From the research that I have done so far, it seems that OC 703/705 is the popular/prefer material to use for bass traps and acoustical treatments, why? When looking at http://www.bobgolds.com/AbsorptionCoefficients.htm :

OC 703 3"
3.0 pcf (48 kg/m3)	0.53	1.19	1.21	1.08	1.01	1.04	1.10

Safe n Sound 3"
2.5 pcf (40 kg/m3)	0.52	0.96	1.18	1.07	1.05	1.05	1.05

Both materials acoustical absorption properties are very similar. I know that OC 703/705 are rigid vs Roxul semi-rigid, but if one builds a frame for it, isn't that a wash? The OC is very hard to find locally vs easy to find Roxul at Lowes or HD. Cost wise, Roxul is a 1/3 the cost of OC. 

Is rigidity the deciding factor?


----------



## bpape (Sep 14, 2006)

Either can be used just fine. As you said, the mineral wool is not as rigid and some people have the fear of it 'slumping' over time. 
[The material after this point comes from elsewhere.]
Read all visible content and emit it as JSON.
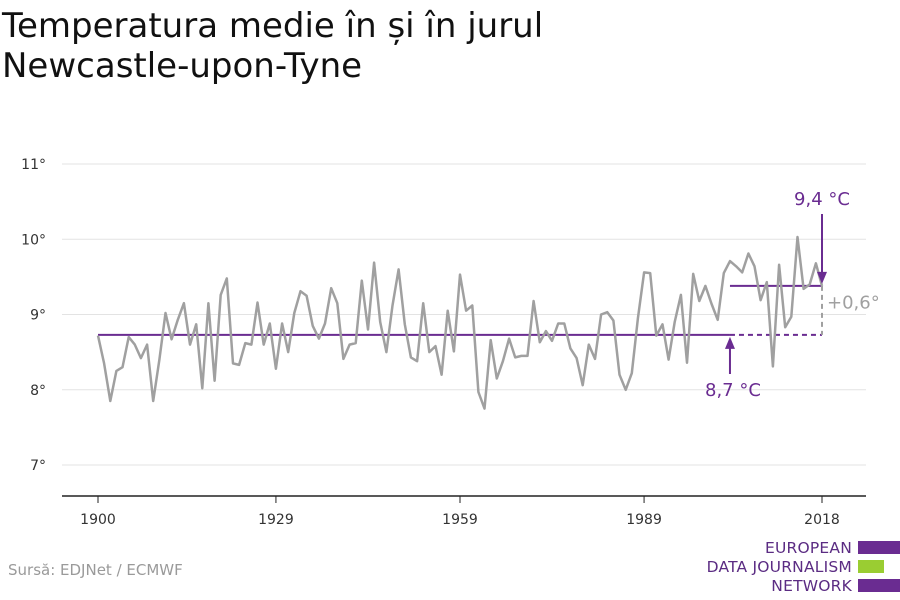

The 703 is also MUCH easier to work with in terms of cutting it cleanly if that's required.

Bryan


----------



## SAC (Dec 3, 2009)

An easy solution to supporting the material is to use cheap plastic orchard bird netting (available at the WalMart garden center) to help support the material - Just staple it to the frame.


----------



## nzone (Sep 20, 2010)

bpape said:


> Either can be used just fine. As you said, the mineral wool is not as rigid and some people have the fear of it 'slumping' over time.
> 
> The 703 is also MUCH easier to work with in terms of cutting it cleanly if that's required.
> 
> Bryan


Great! Thanks BPape for the confirmation. According to Roxul, the Safe'n'Sound maintains its shape for decades and won't slump or settle over time. 

For constructing the panels, can I make everything broadband or cover some with 4/6 mil vapor barrier plastic and fabric to allow high frequency reflect back to the room?


----------



## nzone (Sep 20, 2010)

SAC said:


> An easy solution to supporting the material is to use cheap plastic orchard bird netting (available at the WalMart garden center) to help support the material - Just staple it to the frame.


Is that the insect screen?


----------



## SAC (Dec 3, 2009)

No. It is orchard bird netting... a more open mess plastic bird netting used to cover fruit trees and keep the birds out in order to protect the fruit.

It is sort of like a smaller version of chicken wire.

It is a common farm/garden resource, although most may not be familiar with it.

Just do not buy the premium versions designed to last seasons in UV environments. You just need 20'x 25' panels available for about $4.50-$6.00 each. Less if you catch the season end sales.


----------



## nzone (Sep 20, 2010)

SAC said:


> No. It is orchard bird netting... a more open mess plastic bird netting used to cover fruit trees and keep the birds out in order to protect the fruit.
> 
> It is sort of like a smaller version of chicken wire.
> 
> ...


I've never planted anything in the backyard. :bigsmile: This is the one? Orchard Bird Netting


----------



## SAC (Dec 3, 2009)

Yup. That will work.


----------